La Cité des Jarres - Arnaldur Indridason
Après un voyage en Islande, quoi de plus normal que de lire un polar se passant là bas?
Ca permet de retrouver plein de lieux, d'habitudes et de nourriture bizarre qu'on a pu découvrir pendant le séjour. On y retrouve donc plein de villes et de sites touristiques, mais aussi la soupe à la viande (de mouton), les coulées de lave séchées qui font un décor tellement atypique, l'habitude de se déchausser dans les maisons, les patronymes étranges, la mauvaise couverture des téléphones portables, le soleil qui ne se montre presque pas en hiver... Et on y trouve aussi d'autres choses qu'on a lues mais pas vues comme le programme d'étude génétique islandais (toute la population y est fichée).

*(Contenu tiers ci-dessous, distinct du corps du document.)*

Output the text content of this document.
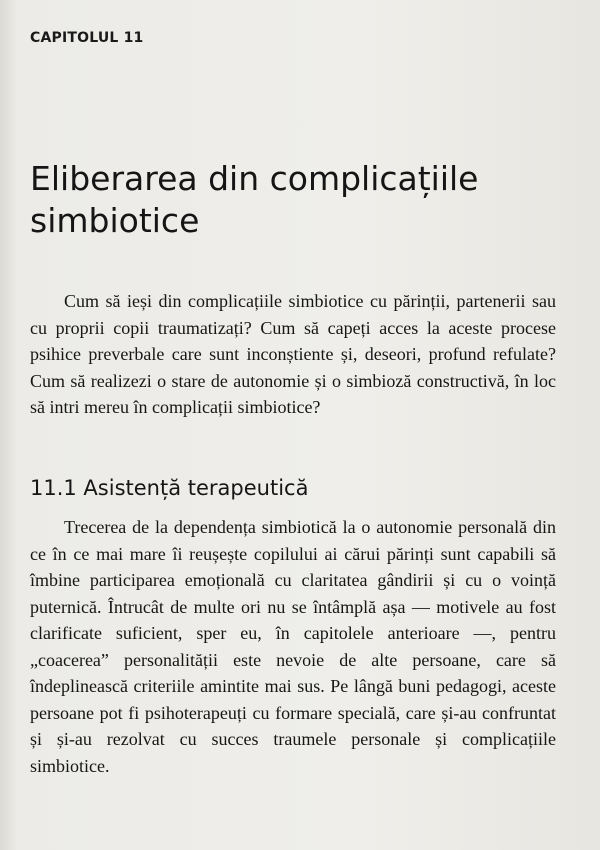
CAPITOLUL 11
Eliberarea din complicațiile simbiotice

Cum să ieși din complicațiile simbiotice cu părinții, partenerii sau cu proprii copii traumatizați? Cum să capeți acces la aceste procese psihice preverbale care sunt inconștiente și, deseori, profund refulate? Cum să realizezi o stare de autonomie și o simbioză constructivă, în loc să intri mereu în complicații simbiotice?

11.1 Asistență terapeutică

Trecerea de la dependența simbiotică la o autonomie personală din ce în ce mai mare îi reușește copilului ai cărui părinți sunt capabili să îmbine participarea emoțională cu claritatea gândirii și cu o voință puternică. Întrucât de multe ori nu se întâmplă așa — motivele au fost clarificate suficient, sper eu, în capitolele anterioare —, pentru „coacerea” personalității este nevoie de alte persoane, care să îndeplinească criteriile amintite mai sus. Pe lângă buni pedagogi, aceste persoane pot fi psihoterapeuți cu formare specială, care și-au confruntat și și-au rezolvat cu succes traumele personale și complicațiile simbiotice.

Forcément, le héros est un vieux policier bourru qui a des soucis avec sa vie personnelle (comme dans 95% des polars). Et en plus, il n'est pas doué avec les ordinateurs : quand son collègue lui explique comment faire, je me suis cru avec mes parents. Et pourtant, son collègue (et peut être aussi l'auteur) ne s'y connait pas tant que ça!
Et l'histoire? Et bien on a un meurtre et les policiers vont enquêter dessus. On ne voit pas toujours dans quel sens ils avancent (ils remuent beaucoup de caca dans le passé de la victime et enquêtent sur tout ça) mais ça progresse gentiment. Et la Cité des Jarres qui semble être si importante au vu du titre et du résumé du livre (et qui semble tellement gore que certaines personnes n'ont pas voulu lire le livre), et bien au final ce n'est qu'un petit détail dans l'histoire qui doit bien occuper 5 pages du livre!
Pour résumer, ça se lit bien et c'est encore mieux si on s'y connait un peu sur le pays.